In order to make the canyon seem more real, we decided to hike down into the canyon a short distance. The NPS warns against trying to hike to the Colorado River and back in one day, and since the river was 5,000 feet below us, we decided to heed that advice. Our alternative: hike down for 30 minutes, and then plod our way back up. The picture above shows the girls near the beginning of the South Kaibab Trail, and you can see several switchbacks below them. Looking at this picture now, I get a stronger sense of vertigo than when I took the photo.
This is the view down to our turnaround at Ooh Aah Point, the rocky point in the middle of the image with steps beneath it.

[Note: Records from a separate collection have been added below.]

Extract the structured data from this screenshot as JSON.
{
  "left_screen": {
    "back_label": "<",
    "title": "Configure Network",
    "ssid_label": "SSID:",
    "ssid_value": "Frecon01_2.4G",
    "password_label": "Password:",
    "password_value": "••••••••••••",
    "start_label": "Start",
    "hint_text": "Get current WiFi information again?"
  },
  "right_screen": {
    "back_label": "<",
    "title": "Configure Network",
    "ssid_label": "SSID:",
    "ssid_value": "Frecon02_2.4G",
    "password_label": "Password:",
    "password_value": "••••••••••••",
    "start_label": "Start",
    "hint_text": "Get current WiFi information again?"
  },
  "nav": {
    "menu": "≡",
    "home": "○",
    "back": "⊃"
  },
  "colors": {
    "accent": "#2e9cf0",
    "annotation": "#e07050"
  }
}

Here's a view from the point, 780 feet below the rim. There's still a long way down to the bottom!
Here we are making our way back up. The beginning of the trail is just in front of the leftmost little cloud on the rim, several hundred feet above us.
Another view of the canyon from the South Kaibab Trail. I was impressed with the quantity and variety of vegetation in the canyon.
This is how we all felt on the shuttle bus back to our car.
Some friends in Tremont recommended this restaurant in Cameron, Arizona east of the GCNP. If you're ending your visit by exiting the east end of the park, we recommend this little oasis in the desert, especially since we were not in a mood to delay dinner another hour until we arrived back in Flagstaff.
Another good idea that accompanies us on most of our vacations is bath salts for aching muscles. We tired flatlanders appreciate a little help in recovering from a day of hiking. Thanks for visiting!